I hope every other group that day, sent off in brisk ten-minute intervals just steps from the R&A’s stately stone edifice, conjured the same feeling. If they were doing it right, they, too, never felt rushed.

They felt blessed.

“How many golfers are there in the entire world?” asked Peter from Minnesota, one of my new friends (the other two, Londoners named Omar and Graham, were celebrating Omar’s 50th birthday, Graham’s treat). “A couple hundred million, maybe? And how many people are playing this course today—a couple hundred? And we are four of those people. So we’re doing what most of all those other golfers would rather be doing. So we need to savor it.”

We did, walking briskly alongside our studied and polished and caddies from hole to hole and shot to shot, keeping the mood light yet reverent, treading lightly over the hallowed landscape even as we scarred it with divots. We took in stride our three-jacks on those massive double-greens. We cheered the good shots, cast away the bad ones as quickly as we could and kept our scores in perspective—all the stuff we can and should do on any course, but here it was different, bathed in that ancient and enduring Scottish light that just doesn’t come through on TV.

We pinched ourselves at the good fortune of negotiating the links’ rippled flanks on a nearly dead-calm front nine, but just as gladly welcomed the steady headwind that greeted us on the 12th tee and would accompany us the rest of the way, but never slow us down.

At one point a friendly marshal stopped by to ask us to pick up the pace a wee bit, as the group in front was more than two shots in front of us. We were happy to oblige, know that we weren’t the only ones out there.
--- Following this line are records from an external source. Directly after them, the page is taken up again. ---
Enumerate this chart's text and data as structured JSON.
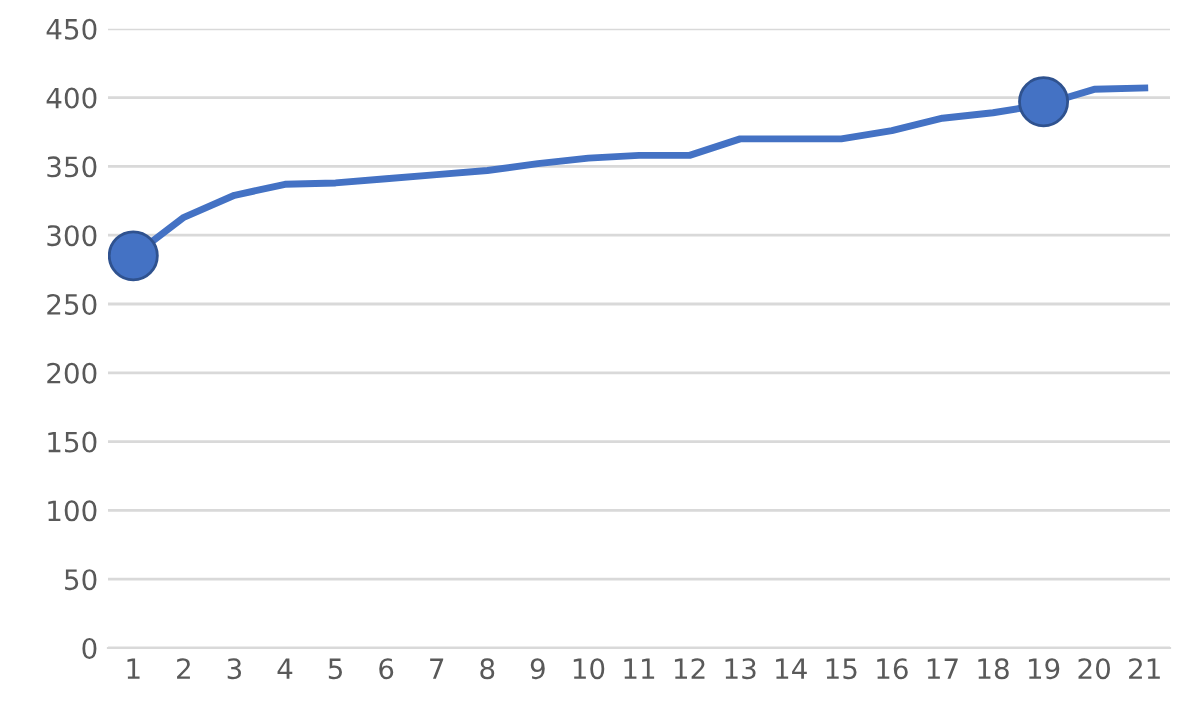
{
  "chart_data": {
    "type": "line",
    "categories": [
      "1",
      "2",
      "3",
      "4",
      "5",
      "6",
      "7",
      "8",
      "9",
      "10",
      "11",
      "12",
      "13",
      "14",
      "15",
      "16",
      "17",
      "18",
      "19",
      "20",
      "21"
    ],
    "series": [
      {
        "color": "#4472c4",
        "marker": "none",
        "values": [
          285,
          313,
          329,
          337,
          338,
          341,
          344,
          347,
          352,
          356,
          358,
          358,
          370,
          370,
          370,
          376,
          385,
          389,
          395,
          406,
          407
        ]
      },
      {
        "type": "scatter",
        "color": "#4472c4",
        "marker": "circle",
        "x": [
          "1",
          "19"
        ],
        "values": [
          285,
          397
        ]
      }
    ],
    "ylim": [
      0,
      450
    ],
    "yticks": [
      0,
      50,
      100,
      150,
      200,
      250,
      300,
      350,
      400,
      450
    ],
    "grid": "y"
  }
}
Everybody who plays the Old Course, or any course, should keep that fact foremost in their minds. It’s doubly important here, the greatest public layout in creation.

Granted, much of its time-saving character is literally built in to its wide-open, treeless and largely rough-less design, which is a big part of its singular magic.
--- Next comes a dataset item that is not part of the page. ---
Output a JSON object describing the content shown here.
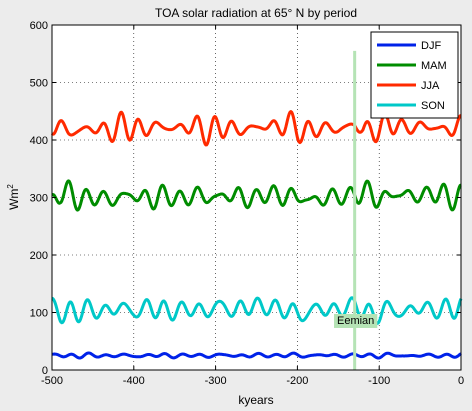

Despite more than a few snap-hook tee shots (keeping it left on all but four holes is the prescription to staying safe, so I took that advice to the extreme), I lost only one ball, on the Road Hole after knocking a block over the words “Course” instead of “Old” emblazoned on the familiar shed, and most likely into a hedge separating the links from Herb Kohler’s Old Course Hotel (which is a helluva place to stay, by the way).

There’s no need to agonize over how to get out of one of those deep, revetted, oft-hidden bunkers. Either you can advance it or you can’t. “Just take your medicine,” muttered my man, Ronny, as I blasted sideways out of a fairway pot on hole 9.
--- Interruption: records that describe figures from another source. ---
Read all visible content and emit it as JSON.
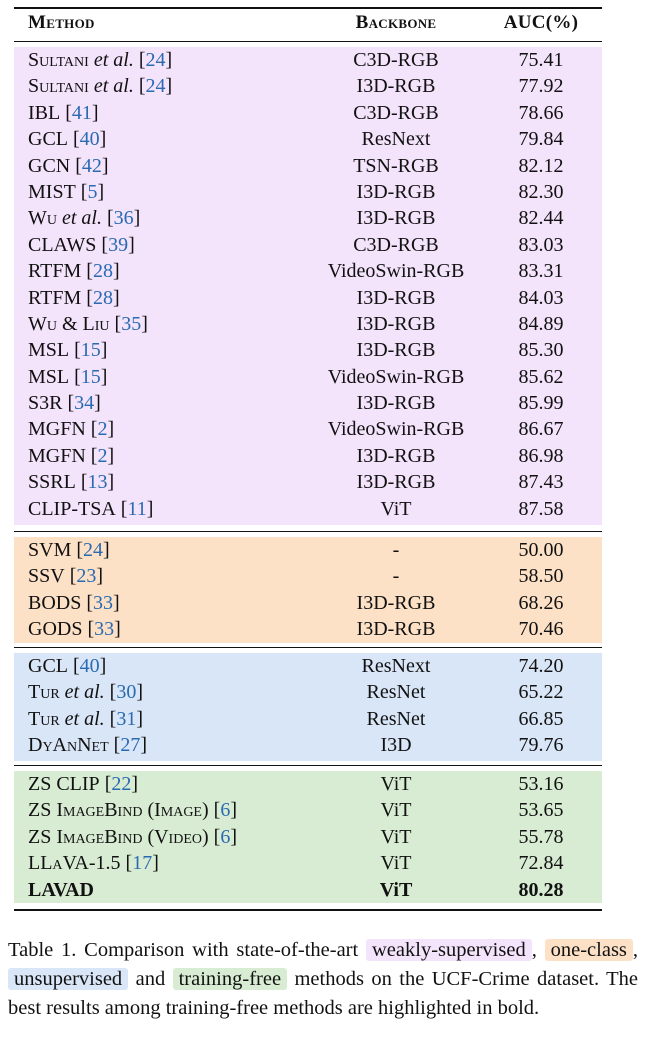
{
  "table": {
    "headers": {
      "method": "Method",
      "backbone": "Backbone",
      "auc": "AUC(%)"
    },
    "groups": [
      {
        "key": "weakly-supervised",
        "color": "#f3e3fb",
        "rows": [
          {
            "method": "Sultani",
            "suffix": " et al.",
            "ref": "24",
            "backbone": "C3D-RGB",
            "auc": "75.41"
          },
          {
            "method": "Sultani",
            "suffix": " et al.",
            "ref": "24",
            "backbone": "I3D-RGB",
            "auc": "77.92"
          },
          {
            "method": "IBL",
            "ref": "41",
            "backbone": "C3D-RGB",
            "auc": "78.66"
          },
          {
            "method": "GCL",
            "ref": "40",
            "backbone": "ResNext",
            "auc": "79.84"
          },
          {
            "method": "GCN",
            "ref": "42",
            "backbone": "TSN-RGB",
            "auc": "82.12"
          },
          {
            "method": "MIST",
            "ref": "5",
            "backbone": "I3D-RGB",
            "auc": "82.30"
          },
          {
            "method": "Wu",
            "suffix": " et al.",
            "ref": "36",
            "backbone": "I3D-RGB",
            "auc": "82.44"
          },
          {
            "method": "CLAWS",
            "ref": "39",
            "backbone": "C3D-RGB",
            "auc": "83.03"
          },
          {
            "method": "RTFM",
            "ref": "28",
            "backbone": "VideoSwin-RGB",
            "auc": "83.31"
          },
          {
            "method": "RTFM",
            "ref": "28",
            "backbone": "I3D-RGB",
            "auc": "84.03"
          },
          {
            "method": "Wu & Liu",
            "ref": "35",
            "backbone": "I3D-RGB",
            "auc": "84.89"
          },
          {
            "method": "MSL",
            "ref": "15",
            "backbone": "I3D-RGB",
            "auc": "85.30"
          },
          {
            "method": "MSL",
            "ref": "15",
            "backbone": "VideoSwin-RGB",
            "auc": "85.62"
          },
          {
            "method": "S3R",
            "ref": "34",
            "backbone": "I3D-RGB",
            "auc": "85.99"
          },
          {
            "method": "MGFN",
            "ref": "2",
            "backbone": "VideoSwin-RGB",
            "auc": "86.67"
          },
          {
            "method": "MGFN",
            "ref": "2",
            "backbone": "I3D-RGB",
            "auc": "86.98"
          },
          {
            "method": "SSRL",
            "ref": "13",
            "backbone": "I3D-RGB",
            "auc": "87.43"
          },
          {
            "method": "CLIP-TSA",
            "ref": "11",
            "backbone": "ViT",
            "auc": "87.58"
          }
        ]
      },
      {
        "key": "one-class",
        "color": "#fce1c7",
        "rows": [
          {
            "method": "SVM",
            "ref": "24",
            "backbone": "-",
            "auc": "50.00"
          },
          {
            "method": "SSV",
            "ref": "23",
            "backbone": "-",
            "auc": "58.50"
          },
          {
            "method": "BODS",
            "ref": "33",
            "backbone": "I3D-RGB",
            "auc": "68.26"
          },
          {
            "method": "GODS",
            "ref": "33",
            "backbone": "I3D-RGB",
            "auc": "70.46"
          }
        ]
      },
      {
        "key": "unsupervised",
        "color": "#d9e6f8",
        "rows": [
          {
            "method": "GCL",
            "ref": "40",
            "backbone": "ResNext",
            "auc": "74.20"
          },
          {
            "method": "Tur",
            "suffix": " et al.",
            "ref": "30",
            "backbone": "ResNet",
            "auc": "65.22"
          },
          {
            "method": "Tur",
            "suffix": " et al.",
            "ref": "31",
            "backbone": "ResNet",
            "auc": "66.85"
          },
          {
            "method": "DyAnNet",
            "ref": "27",
            "backbone": "I3D",
            "auc": "79.76"
          }
        ]
      },
      {
        "key": "training-free",
        "color": "#d8ecd3",
        "rows": [
          {
            "method": "ZS CLIP",
            "ref": "22",
            "backbone": "ViT",
            "auc": "53.16"
          },
          {
            "method": "ZS ImageBind (Image)",
            "ref": "6",
            "backbone": "ViT",
            "auc": "53.65"
          },
          {
            "method": "ZS ImageBind (Video)",
            "ref": "6",
            "backbone": "ViT",
            "auc": "55.78"
          },
          {
            "method": "LLaVA-1.5",
            "ref": "17",
            "backbone": "ViT",
            "auc": "72.84"
          },
          {
            "method": "LAVAD",
            "backbone": "ViT",
            "auc": "80.28",
            "bold": true
          }
        ]
      }
    ]
  },
  "caption": {
    "prefix": "Table 1.  Comparison with state-of-the-art",
    "weak": "weakly-supervised",
    "one": "one-class",
    "unsup": "unsupervised",
    "and": "and",
    "free": "training-free",
    "suffix": "methods on the UCF-Crime dataset. The best results among training-free methods are highlighted in bold."
  }
}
There’s still plenty of time for jokes and chatter—you’re walking, after all, as God intended—but you’re expected to hit each shot as Old Tom did, with delighted dispatch and, perhaps, a post-round pint or dram in the offing.

And there’s just right gathering of collective Moments, of a round well played on the Links that started it all, that translates into handshakes and hugs and final photos on the 18th green, the very spot where so many champions have stood and exulted.

That’s what we did. And then we moved on, back to our lives.

Yes, in a way it all ended too soon, but that feeling has nothing to do with entitlement or avarice.

It has to do with wanting to share the joy and gratitude with all, for all time.

Just make sure to share it in 3:57 or less. It works well at on the Old Course, so it’ll work anywhere.